Tuesday, April 26, 2011
This chart shows two different measures of housing prices, as calculated by the folks at Case Shiller and Radar Logic. Both are showing some softness in pricing in recent months (but they both report prices 2-3 months after the fact), and this appears to be raising concerns in the market about whether housing is entering a new downturn. I'm not as worried about that as I am impressed by how similar the two indices are, by how relatively stable they have been for the past two years, and by the fact that both show the housing price bust to have been of roughly the same magnitude (Case Shiller -31%, Radar Logic -36%).
Let's stipulate, based on this information, that housing prices in major markets across the U.S. have fallen by one-third from the high they reached in 2006. In real terms, that works out to approximately a 40% decline, as shown in the next chart. Over the same period, disposable personal income has risen by about 15%, and 30-yr fixed mortgage rates have fallen from 6.5% to 4.8%. Do the math however you want, that adds up to a gigantic decline in the cost for the average family of buying a home (available measures of housing affordability show that homes have never been so cheap). Maybe housing prices are going to fall another 10%, who knows? But prices have already fallen by several orders of magnitude, and another 10% is not going to make much of a difference in the long run, especially if the Fed succeeds in reflating the economy. A sustained rise in inflation, coupled with what could easily be a housing shortage (given the extremely low level of new home construction relative to new housing formations) could translate into hefty gains for housing prices over the next 5-10 years.
This last chart compares the Case Shiller measure of home prices to Moody's Commercial Property Index. According to this latter measure, commercial real estate has suffered an even greater decline (-45%) than housing prices, with commercial property values having erased all the gains of the past decade. Maybe prices will slip a bit further before this is all over, but there's no denying that there has been a humongous price adjustment. Surely the lion's share of the downward price action is now water under the bridge.
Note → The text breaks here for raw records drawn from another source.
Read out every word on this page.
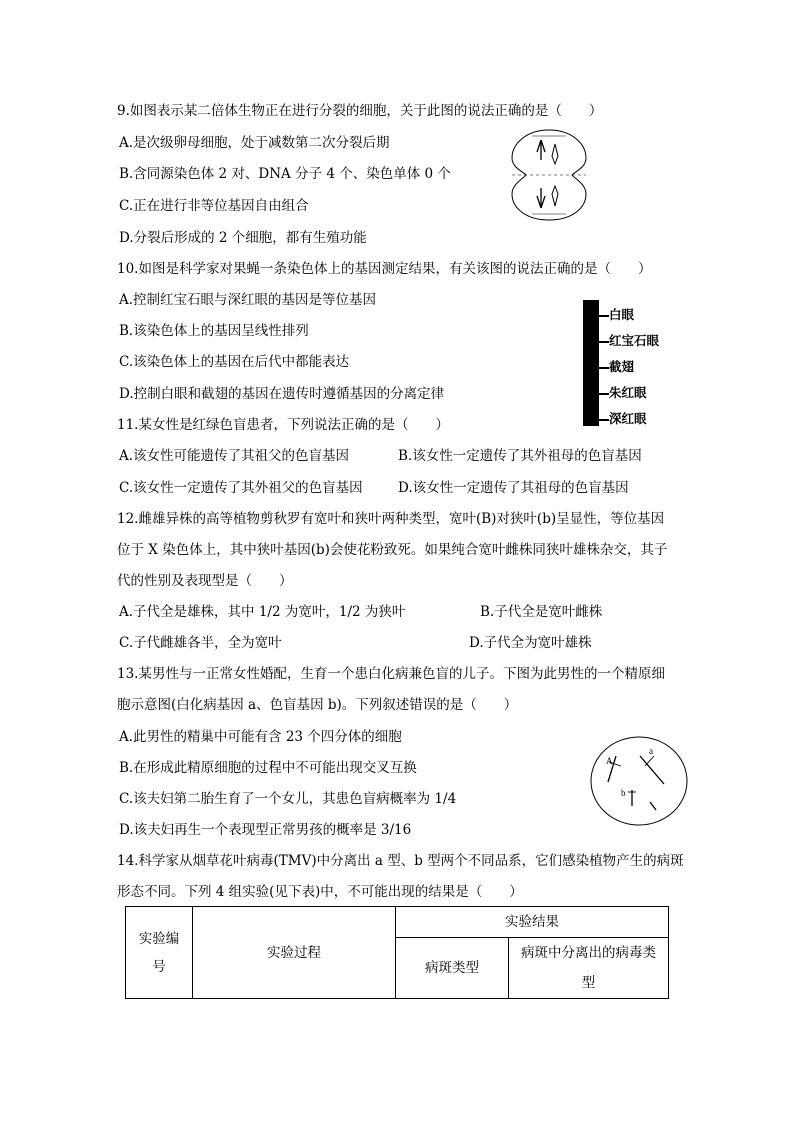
9.如图表示某二倍体生物正在进行分裂的细胞，关于此图的说法正确的是（　　）
A.是次级卵母细胞，处于减数第二次分裂后期
B.含同源染色体 2 对、DNA 分子 4 个、染色单体 0 个
C.正在进行非等位基因自由组合
D.分裂后形成的 2 个细胞，都有生殖功能
10.如图是科学家对果蝇一条染色体上的基因测定结果，有关该图的说法正确的是（　　）
A.控制红宝石眼与深红眼的基因是等位基因
B.该染色体上的基因呈线性排列
C.该染色体上的基因在后代中都能表达
D.控制白眼和截翅的基因在遗传时遵循基因的分离定律
白眼
红宝石眼
截翅
朱红眼
深红眼
11.某女性是红绿色盲患者，下列说法正确的是（　　）
A.该女性可能遗传了其祖父的色盲基因	B.该女性一定遗传了其外祖母的色盲基因
C.该女性一定遗传了其外祖父的色盲基因	D.该女性一定遗传了其祖母的色盲基因
12.雌雄异株的高等植物剪秋罗有宽叶和狭叶两种类型，宽叶(B)对狭叶(b)呈显性，等位基因
位于 X 染色体上，其中狭叶基因(b)会使花粉致死。如果纯合宽叶雌株同狭叶雄株杂交，其子
代的性别及表现型是（　　）
A.子代全是雄株，其中 1/2 为宽叶，1/2 为狭叶	B.子代全是宽叶雌株
C.子代雌雄各半，全为宽叶	D.子代全为宽叶雄株
13.某男性与一正常女性婚配，生育一个患白化病兼色盲的儿子。下图为此男性的一个精原细
胞示意图(白化病基因 a、色盲基因 b)。下列叙述错误的是（　　）
A.此男性的精巢中可能有含 23 个四分体的细胞
B.在形成此精原细胞的过程中不可能出现交叉互换
C.该夫妇第二胎生育了一个女儿，其患色盲病概率为 1/4
D.该夫妇再生一个表现型正常男孩的概率是 3/16
A
a
b
14.科学家从烟草花叶病毒(TMV)中分离出 a 型、b 型两个不同品系，它们感染植物产生的病斑
形态不同。下列 4 组实验(见下表)中，不可能出现的结果是（　　）
实验编
号	实验过程	实验结果	
		病斑类型	病斑中分离出的病毒类
型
What strikes me most about the action in the real estate market is that it is the opposite of the action in the gold and commodities market, yet real estate, gold, and commodities are all classic inflation hedges. If inflation is heating up and the Fed has trouble reining it in, I have to believe that a rising inflation tide would provide strong support for all tangible asset prices, especially real estate. Of all the things available to an investor who is worried about inflation, commercial real estate looks like the cheapest inflation hedge out there.
Full disclosure: I am long VNQ and a few miscellaneous REITs at the time of this writing.